Among the many improvements to iOS 10 — stickers, confetti, and sketches, oh my! — one of the most talked about and eagerly anticipated might be the massive emoji update. Earlier this year, the Unicode Consortium approved dozens of icons that are more inclusive (finally, a rainbow flag), less gender specific (women can be police officers, too!), and more realistic looking than they have been in the past.
But, for all of the progress that emoji have seen over the years with regard to greater diversity, there’s still much that needs to happen. Thanks to one 15-year-old girl, attention is being called to one of the biggest omissions to date: There is no emoji of a woman wearing a hijab, or headscarf.
Rayouf Alhumedhi, a teenager from Saudi Arabia, just submitted a proposal to add the very necessary hijab emoji.
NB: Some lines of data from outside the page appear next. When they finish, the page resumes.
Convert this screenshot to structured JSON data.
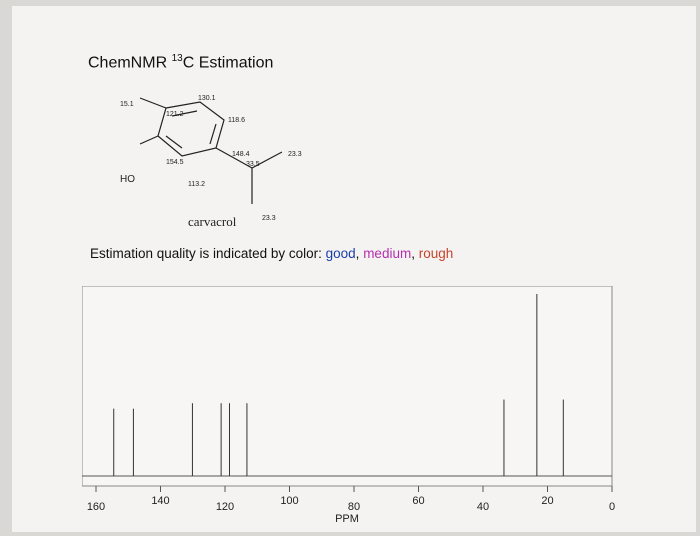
{
  "title": {
    "prefix": "ChemNMR ",
    "sup": "13",
    "suffix": "C Estimation"
  },
  "molecule": {
    "name": "carvacrol",
    "substituent_label": "HO",
    "shift_labels": [
      "15.1",
      "130.1",
      "121.2",
      "118.6",
      "148.4",
      "33.5",
      "23.3",
      "154.5",
      "113.2",
      "23.3"
    ]
  },
  "quality_note": {
    "prefix": "Estimation quality is indicated by color: ",
    "good": "good",
    "sep1": ", ",
    "medium": "medium",
    "sep2": ", ",
    "rough": "rough"
  },
  "chart_data": {
    "type": "bar",
    "xlabel": "PPM",
    "xlim": [
      160,
      0
    ],
    "x_ticks": [
      "160",
      "140",
      "120",
      "100",
      "80",
      "60",
      "40",
      "20",
      "0"
    ],
    "peaks": [
      {
        "ppm": 154.5,
        "intensity": 0.37
      },
      {
        "ppm": 148.4,
        "intensity": 0.37
      },
      {
        "ppm": 130.1,
        "intensity": 0.4
      },
      {
        "ppm": 121.2,
        "intensity": 0.4
      },
      {
        "ppm": 118.6,
        "intensity": 0.4
      },
      {
        "ppm": 113.2,
        "intensity": 0.4
      },
      {
        "ppm": 33.5,
        "intensity": 0.42
      },
      {
        "ppm": 23.3,
        "intensity": 1.0
      },
      {
        "ppm": 15.1,
        "intensity": 0.42
      }
    ],
    "grid": false
  }
}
The proposal was also backed by Jennifer 8. Lee, an American journalist and the CEO of the literary studio Plympton, as well as Alexis Ohanian, the cofounder of Reddit.
Alhumedhi, who is currently living in Berlin, began wearing a hijab when she was 13. She decided to submit the seven-page proposal about the history of the hijab and its importance after she created a group chat with friends on WhatsApp.
"The chat name was supposed to be [made up of] emojis of ourselves," Alhumedhi told Refinery29 in an email. "Obviously, I had no emoji that represented me — woman in headscarf — which got me thinking. Why isn't there an emoji that represents me and the millions of women across the globe? If there are four emojis that show the four stages of a mailbox, why isn't there one for the 500 million women that wear a headscarf? It made no sense to me whatsoever."
In the proposal, Alhumedhi, Lee, and Ohanian note that the only widespread social platform with an emoji of a woman in a hijab is Bitmoji. And, although there is an emoji of a woman in a turban, a simple Instagram search for "hijab" reveals far more photos than a search for "turban," showing that there is certainly plenty of demand for this particular emoji.
It took years for us to see women in emoji professions beyond the stereotyped dancer, party girl, and princess. The Unicode Consortium seems to be working more swiftly than it used to, though, so hopefully we'll see this emoji added to the mix in smartphones soon.